Similarly, the do that occurs as part of the for and unless syntax is just part of their syntax, and does not introduce a fresh do-block. These programs are also accepted:

example : Id Unit := do
  let mut x := 0
  for y in [1:5] do
   x := x + y

example : Id Unit := do
  let mut x := 0
  unless 1 < 5 do
    x := x + 1

Imperative or Functional Programming?

The imperative features provided by Lean's do-notation allow many programs to very closely resemble their counterparts in languages like Rust, Java, or C#. This resemblance is very convenient when translating an imperative algorithm into Lean, and some tasks are just most naturally thought of imperatively.
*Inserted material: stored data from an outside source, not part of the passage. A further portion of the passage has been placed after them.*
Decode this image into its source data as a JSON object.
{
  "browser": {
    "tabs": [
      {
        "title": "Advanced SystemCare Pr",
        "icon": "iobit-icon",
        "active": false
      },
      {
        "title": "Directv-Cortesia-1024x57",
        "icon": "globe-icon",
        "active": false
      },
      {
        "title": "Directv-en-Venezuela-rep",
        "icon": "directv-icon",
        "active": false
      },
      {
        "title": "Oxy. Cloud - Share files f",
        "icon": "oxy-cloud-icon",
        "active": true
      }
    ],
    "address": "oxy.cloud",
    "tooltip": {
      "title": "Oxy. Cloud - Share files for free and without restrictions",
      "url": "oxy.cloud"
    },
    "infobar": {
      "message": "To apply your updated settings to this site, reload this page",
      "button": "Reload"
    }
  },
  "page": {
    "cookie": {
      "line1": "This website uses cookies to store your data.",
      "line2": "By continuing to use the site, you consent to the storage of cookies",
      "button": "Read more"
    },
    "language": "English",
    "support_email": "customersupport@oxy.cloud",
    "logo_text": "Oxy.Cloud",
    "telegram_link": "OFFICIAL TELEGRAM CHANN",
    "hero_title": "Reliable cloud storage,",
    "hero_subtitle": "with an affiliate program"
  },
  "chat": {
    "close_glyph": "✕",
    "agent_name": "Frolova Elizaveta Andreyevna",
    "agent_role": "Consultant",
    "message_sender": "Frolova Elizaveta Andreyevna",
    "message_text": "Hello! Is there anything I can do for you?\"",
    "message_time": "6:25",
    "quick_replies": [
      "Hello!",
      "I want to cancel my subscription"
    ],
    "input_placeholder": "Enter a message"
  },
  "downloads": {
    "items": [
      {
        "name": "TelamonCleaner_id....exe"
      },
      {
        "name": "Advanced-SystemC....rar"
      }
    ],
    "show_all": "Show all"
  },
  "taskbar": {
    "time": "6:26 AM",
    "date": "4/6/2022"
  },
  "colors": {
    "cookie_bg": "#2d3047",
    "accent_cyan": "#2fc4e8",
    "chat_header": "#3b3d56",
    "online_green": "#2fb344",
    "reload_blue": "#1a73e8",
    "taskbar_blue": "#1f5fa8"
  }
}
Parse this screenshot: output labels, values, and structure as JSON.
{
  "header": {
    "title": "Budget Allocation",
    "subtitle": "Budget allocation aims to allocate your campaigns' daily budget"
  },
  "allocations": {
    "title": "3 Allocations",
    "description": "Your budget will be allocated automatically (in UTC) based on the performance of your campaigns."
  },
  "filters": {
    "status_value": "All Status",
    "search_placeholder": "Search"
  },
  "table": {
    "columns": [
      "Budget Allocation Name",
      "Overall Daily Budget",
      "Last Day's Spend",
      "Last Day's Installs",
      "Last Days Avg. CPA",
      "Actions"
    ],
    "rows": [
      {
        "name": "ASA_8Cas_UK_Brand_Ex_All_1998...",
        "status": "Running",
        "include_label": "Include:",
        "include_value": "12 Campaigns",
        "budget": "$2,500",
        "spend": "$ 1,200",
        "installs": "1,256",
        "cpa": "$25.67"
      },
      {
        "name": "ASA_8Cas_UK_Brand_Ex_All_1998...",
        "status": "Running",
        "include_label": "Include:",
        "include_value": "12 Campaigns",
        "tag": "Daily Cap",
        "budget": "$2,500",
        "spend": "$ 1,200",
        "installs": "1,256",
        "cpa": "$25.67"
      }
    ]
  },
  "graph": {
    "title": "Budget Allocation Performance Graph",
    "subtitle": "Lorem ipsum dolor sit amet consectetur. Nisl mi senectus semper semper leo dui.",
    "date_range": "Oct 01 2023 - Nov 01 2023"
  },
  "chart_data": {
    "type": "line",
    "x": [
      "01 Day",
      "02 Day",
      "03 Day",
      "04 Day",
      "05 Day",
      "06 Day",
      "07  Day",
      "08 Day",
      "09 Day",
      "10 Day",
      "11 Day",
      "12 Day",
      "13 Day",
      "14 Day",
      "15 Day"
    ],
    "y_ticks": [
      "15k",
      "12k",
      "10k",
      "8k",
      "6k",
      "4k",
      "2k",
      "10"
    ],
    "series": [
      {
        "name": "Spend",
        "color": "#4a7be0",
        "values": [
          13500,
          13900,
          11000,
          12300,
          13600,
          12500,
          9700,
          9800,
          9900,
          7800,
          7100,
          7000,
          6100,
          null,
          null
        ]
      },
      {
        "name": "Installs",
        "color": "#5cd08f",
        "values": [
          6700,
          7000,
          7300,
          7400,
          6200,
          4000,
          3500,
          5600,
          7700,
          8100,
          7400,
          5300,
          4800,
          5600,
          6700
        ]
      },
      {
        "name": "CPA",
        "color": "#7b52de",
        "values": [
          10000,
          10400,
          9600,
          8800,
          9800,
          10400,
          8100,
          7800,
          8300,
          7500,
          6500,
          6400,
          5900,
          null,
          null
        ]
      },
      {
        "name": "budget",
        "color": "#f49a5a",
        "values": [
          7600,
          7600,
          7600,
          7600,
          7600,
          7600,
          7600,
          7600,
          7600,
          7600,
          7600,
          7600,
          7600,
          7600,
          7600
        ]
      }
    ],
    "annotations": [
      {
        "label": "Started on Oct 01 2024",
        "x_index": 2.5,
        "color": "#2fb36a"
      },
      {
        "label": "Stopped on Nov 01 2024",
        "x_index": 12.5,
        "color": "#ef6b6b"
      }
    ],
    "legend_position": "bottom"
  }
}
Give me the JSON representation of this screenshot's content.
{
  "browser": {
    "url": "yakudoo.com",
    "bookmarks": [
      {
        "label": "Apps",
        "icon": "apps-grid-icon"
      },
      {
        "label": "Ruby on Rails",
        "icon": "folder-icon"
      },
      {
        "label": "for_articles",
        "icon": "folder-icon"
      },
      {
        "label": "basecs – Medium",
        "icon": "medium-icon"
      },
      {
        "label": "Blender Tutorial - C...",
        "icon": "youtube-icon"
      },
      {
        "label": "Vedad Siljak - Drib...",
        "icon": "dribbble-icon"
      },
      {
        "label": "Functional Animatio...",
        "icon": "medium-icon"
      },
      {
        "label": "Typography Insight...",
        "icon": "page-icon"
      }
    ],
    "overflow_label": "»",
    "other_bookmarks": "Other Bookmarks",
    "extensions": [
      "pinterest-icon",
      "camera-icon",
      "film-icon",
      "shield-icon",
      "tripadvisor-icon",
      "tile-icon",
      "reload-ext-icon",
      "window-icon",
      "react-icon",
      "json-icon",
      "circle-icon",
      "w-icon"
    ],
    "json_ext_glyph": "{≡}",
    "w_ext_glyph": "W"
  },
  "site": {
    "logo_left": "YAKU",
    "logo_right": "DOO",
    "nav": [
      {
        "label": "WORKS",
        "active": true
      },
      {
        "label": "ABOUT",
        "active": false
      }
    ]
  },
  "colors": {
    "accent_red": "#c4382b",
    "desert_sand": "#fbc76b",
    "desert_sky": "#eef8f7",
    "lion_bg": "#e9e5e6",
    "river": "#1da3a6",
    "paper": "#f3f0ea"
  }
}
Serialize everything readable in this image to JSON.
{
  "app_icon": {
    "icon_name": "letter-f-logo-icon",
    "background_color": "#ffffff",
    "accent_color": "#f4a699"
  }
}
The introduction of monads and monad transformers enables imperative programs to be written in purely functional languages, and do-notation as a specialized syntax for monads (potentially locally transformed) allows functional programmers to have the best of both worlds: the strong reasoning principles afforded by immutability and a tight control over available effects through the type system are combined with syntax and libraries that allow programs that use effects to look familiar and be easy to read. Monads and monad transformers allow functional versus imperative programming to be a matter of perspective.

Exercises

  • Rewrite doug to use for instead of the doList function. Are there other opportunities to use the features introduced in this section to improve the code? If so, use them!